CVG and the Logistics Economy

CVG Airport is technically in the Boone County territory between Florence and Hebron, and despite carrying Cincinnati's name it's entirely on the Kentucky side of the river. It's been repeatedly recognized as one of the best mid-sized airports in the country — easier to navigate than Columbus or Dayton, with major carrier service and significantly less congestion than larger hubs. For anyone flying regularly, living within a few miles of CVG is a genuine quality-of-life advantage.

The airport's transformation into a major cargo hub — accelerated by the Amazon Air facility that opened in 2021 — has reshaped Boone County's economy significantly. The region around CVG and Florence is now one of the most important logistics corridors in the eastern U.S., which means steady employment in warehousing, transportation, and logistics management. It's not glamorous work, but it's stable and it's here.

Schools and Neighborhoods

Boone County Schools carries an A-minus rating from Niche and covers most of Florence and the surrounding county. The district runs 15 elementary schools, six middle schools, and four high schools — built out over decades as the county's population grew from a few thousand to over 140,000. The Oakbrook area of Florence has a particularly good reputation for families, with access to A.M. Yealey Elementary and proximity to Boone Links Golf Course and established parks.

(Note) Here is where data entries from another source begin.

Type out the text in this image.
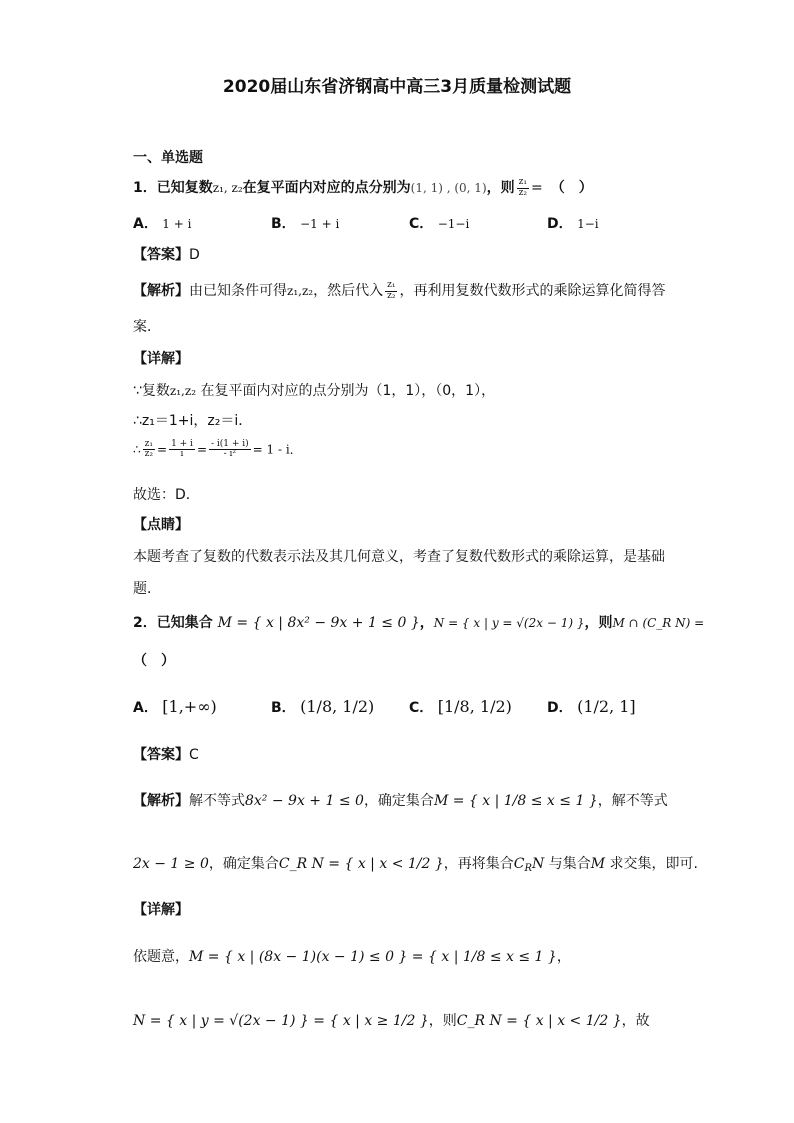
2020届山东省济钢高中高三3月质量检测试题
一、单选题
1．已知复数z₁, z₂在复平面内对应的点分别为(1, 1) , (0, 1)，则 $\frac{\text{z₁}}{\text{z₂}}$ = （　）
A． 1 + i	B． −1 + i	C． −1−i	D． 1−i
【答案】D
【解析】由已知条件可得z₁,z₂，然后代入 $\frac{\text{z₁}}{\text{z₂}}$ ，再利用复数代数形式的乘除运算化简得答
案．
【详解】
∵复数z₁,z₂ 在复平面内对应的点分别为（1，1），（0，1），
∴z₁＝1+i，z₂＝i．
∴ $\frac{\text{z₁}}{\text{z₂}} = \frac{1 + i}{i} = \frac{- i(1 + i)}{\text{- i²}} = 1 - i$．
故选：D．
【点睛】
本题考查了复数的代数表示法及其几何意义，考查了复数代数形式的乘除运算，是基础
题．
2．已知集合 M = { x | 8x² − 9x + 1 ≤ 0 }，N = { x | y = √(2x − 1) }，则M ∩ (C_R N) =
（　）
A． [1,+∞)	B． (1/8, 1/2) C． [1/8, 1/2)	D． (1/2, 1]
【答案】C
【解析】解不等式8x² − 9x + 1 ≤ 0，确定集合M = { x | 1/8 ≤ x ≤ 1 }，解不等式
2x − 1 ≥ 0，确定集合C_R N = { x | x < 1/2 }，再将集合$C_RN$ 与集合M 求交集，即可.
【详解】
依题意，M = { x | (8x − 1)(x − 1) ≤ 0 } = { x | 1/8 ≤ x ≤ 1 }，
N = { x | y = √(2x − 1) } = { x | x ≥ 1/2 }，则C_R N = { x | x < 1/2 }，故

Florence's residential neighborhoods are a mix of postwar ranch-style homes near the commercial corridor and newer development pushing south and west toward Burlington. The older neighborhoods are affordable and established; the newer subdivisions are competing for buyers who would have gone to Union a few years ago. Housing prices are generally below Boone County's southern communities, which makes Florence attractive for first-time buyers who want the same school system at a lower entry point.

What Florence Is Good For

Florence is the right answer if you need CVG access, want Boone County Schools, and want to spend less than the Union or Burlington price points. It's car-dependent in the way that all of Boone County is, but the I-75/I-71 interchange makes it genuinely convenient for commuting in most directions — north to Cincinnati, east toward Campbell County, south toward Lexington. The commercial infrastructure is complete enough that most daily errands stay local.

It's not the most scenic part of NKY, and it doesn't try to be. Florence is a working city, and it does that job well.

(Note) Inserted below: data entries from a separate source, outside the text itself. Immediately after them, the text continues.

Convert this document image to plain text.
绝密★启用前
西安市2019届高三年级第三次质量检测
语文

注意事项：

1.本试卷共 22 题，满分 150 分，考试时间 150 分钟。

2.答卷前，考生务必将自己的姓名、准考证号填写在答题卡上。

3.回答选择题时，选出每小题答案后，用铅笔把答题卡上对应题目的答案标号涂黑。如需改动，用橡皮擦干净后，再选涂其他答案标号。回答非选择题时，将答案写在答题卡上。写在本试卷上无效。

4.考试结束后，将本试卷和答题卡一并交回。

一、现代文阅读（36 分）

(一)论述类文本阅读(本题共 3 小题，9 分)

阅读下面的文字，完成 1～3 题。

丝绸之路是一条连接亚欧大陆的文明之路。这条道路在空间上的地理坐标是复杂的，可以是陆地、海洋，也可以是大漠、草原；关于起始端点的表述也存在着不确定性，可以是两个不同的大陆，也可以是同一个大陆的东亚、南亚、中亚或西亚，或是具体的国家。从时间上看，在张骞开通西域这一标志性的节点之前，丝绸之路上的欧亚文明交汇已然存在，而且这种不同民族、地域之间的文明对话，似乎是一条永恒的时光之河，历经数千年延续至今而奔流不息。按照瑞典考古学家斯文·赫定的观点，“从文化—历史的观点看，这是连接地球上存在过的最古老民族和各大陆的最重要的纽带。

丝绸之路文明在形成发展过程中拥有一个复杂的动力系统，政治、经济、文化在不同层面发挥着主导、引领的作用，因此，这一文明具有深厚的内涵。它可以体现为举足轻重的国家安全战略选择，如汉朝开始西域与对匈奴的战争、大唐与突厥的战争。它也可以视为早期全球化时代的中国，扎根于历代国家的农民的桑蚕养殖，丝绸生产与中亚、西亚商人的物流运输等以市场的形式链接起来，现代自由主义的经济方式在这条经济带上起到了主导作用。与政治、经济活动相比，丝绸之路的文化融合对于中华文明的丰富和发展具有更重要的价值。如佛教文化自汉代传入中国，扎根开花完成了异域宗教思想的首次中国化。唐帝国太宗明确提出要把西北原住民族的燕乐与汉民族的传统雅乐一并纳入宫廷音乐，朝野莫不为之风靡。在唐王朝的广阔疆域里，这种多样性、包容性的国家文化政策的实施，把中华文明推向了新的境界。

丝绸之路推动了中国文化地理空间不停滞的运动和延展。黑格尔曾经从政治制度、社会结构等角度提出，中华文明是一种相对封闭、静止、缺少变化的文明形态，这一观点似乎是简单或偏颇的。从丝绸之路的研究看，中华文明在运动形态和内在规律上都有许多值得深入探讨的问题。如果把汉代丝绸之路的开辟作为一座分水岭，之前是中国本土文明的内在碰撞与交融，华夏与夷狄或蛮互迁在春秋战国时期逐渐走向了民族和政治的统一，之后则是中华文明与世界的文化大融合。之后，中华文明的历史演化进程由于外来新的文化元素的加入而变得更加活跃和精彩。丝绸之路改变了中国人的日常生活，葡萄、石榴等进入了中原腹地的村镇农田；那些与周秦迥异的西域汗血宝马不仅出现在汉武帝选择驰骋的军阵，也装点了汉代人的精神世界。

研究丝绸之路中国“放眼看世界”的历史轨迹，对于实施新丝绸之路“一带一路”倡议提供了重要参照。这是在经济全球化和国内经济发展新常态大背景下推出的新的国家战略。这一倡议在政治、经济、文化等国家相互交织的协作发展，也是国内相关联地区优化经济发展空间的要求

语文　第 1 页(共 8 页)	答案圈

What People Actually Do in Florence

Florence is not a destination. Nobody drives in from Cincinnati specifically to spend an afternoon in Florence the way they might for MainStrasse or Newport on the Levee. What Florence is — and does well — is function. The Boone Links Golf Course gives residents a public course without driving far. The parks system is solid. And because every major retail and restaurant chain is within a few exits, Florence is one of the most self-sufficient communities in NKY for day-to-day living. The independent local business scene is thinner than in the river cities, but it exists and it's growing as the population has grown. The city rewards people who aren't looking for urban character and just want a functional, affordable place to live near good schools and the interstate.

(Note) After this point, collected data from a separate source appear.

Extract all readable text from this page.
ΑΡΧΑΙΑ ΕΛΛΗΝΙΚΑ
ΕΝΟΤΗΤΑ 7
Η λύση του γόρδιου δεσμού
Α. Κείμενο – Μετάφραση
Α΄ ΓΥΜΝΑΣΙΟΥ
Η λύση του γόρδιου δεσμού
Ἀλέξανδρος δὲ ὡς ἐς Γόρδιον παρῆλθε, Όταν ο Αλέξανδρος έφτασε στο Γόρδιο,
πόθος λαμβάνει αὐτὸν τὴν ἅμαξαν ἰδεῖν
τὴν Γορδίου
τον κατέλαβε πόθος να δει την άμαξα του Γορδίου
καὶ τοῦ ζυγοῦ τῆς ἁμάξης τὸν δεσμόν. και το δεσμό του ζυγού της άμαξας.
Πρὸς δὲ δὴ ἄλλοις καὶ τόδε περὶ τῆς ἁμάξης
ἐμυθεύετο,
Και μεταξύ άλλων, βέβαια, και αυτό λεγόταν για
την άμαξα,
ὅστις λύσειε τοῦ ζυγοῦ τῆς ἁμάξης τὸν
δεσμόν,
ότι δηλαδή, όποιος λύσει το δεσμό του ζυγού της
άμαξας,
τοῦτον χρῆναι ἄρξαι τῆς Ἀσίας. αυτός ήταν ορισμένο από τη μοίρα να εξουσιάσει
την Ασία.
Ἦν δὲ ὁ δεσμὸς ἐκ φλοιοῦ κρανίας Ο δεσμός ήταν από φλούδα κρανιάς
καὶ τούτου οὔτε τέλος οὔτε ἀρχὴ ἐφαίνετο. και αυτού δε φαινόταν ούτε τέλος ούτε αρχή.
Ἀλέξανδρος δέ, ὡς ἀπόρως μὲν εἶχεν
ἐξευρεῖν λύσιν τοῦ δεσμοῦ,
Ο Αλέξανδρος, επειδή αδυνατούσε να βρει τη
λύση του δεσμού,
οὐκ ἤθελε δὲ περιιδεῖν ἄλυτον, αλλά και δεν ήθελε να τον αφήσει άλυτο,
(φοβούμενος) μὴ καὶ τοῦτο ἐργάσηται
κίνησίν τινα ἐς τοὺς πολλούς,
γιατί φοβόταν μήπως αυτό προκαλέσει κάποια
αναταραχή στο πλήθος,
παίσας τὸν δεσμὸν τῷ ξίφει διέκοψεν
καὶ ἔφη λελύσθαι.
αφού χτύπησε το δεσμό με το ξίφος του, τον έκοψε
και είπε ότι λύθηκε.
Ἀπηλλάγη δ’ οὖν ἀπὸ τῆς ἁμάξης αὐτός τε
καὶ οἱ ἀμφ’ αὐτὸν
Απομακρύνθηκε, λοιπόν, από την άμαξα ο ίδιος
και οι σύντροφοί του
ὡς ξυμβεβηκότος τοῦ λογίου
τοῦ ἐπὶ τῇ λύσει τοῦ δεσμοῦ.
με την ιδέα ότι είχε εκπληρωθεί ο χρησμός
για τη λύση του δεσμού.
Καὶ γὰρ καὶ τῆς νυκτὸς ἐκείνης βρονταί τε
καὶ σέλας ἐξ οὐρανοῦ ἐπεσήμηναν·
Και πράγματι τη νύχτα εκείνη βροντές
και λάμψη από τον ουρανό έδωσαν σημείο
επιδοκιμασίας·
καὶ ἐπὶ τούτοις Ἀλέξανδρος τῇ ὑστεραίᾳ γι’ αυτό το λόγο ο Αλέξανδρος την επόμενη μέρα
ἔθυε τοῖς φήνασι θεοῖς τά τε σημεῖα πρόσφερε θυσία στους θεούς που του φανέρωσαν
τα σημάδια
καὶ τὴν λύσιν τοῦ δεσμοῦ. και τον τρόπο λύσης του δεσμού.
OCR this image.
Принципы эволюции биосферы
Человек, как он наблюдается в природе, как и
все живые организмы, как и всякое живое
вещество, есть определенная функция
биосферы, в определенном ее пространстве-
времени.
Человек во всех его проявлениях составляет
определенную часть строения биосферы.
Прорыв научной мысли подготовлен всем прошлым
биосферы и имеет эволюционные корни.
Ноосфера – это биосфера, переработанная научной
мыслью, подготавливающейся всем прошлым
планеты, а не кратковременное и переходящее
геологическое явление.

Turfway Park: An Underrated Local Asset

Florence has its own horse racing facility, which surprises people who assume that's strictly a Lexington thing. Turfway Park sits within Florence's city limits and was completely rebuilt after Churchill Downs acquired it in 2019 for $46 million and put $150 million into a new facility that opened in 2022. The original track on this site opened in 1959 as Latonia Race Course, carrying the name of the historic Latonia track in Covington — one of Kentucky's most significant racing venues before it was demolished in 1939. The rebuilt Turfway has live racing, over 800 historical racing machines, two restaurants, an event center, and simulcast betting. For people who don't want to drive to Keeneland, it's a genuine local option.

Florence isn't the most glamorous city in NKY, and it doesn't need to be. It's a functional, affordable, well-positioned community that serves the people who live here effectively. That's a harder thing to achieve than it sounds, and it's underappreciated.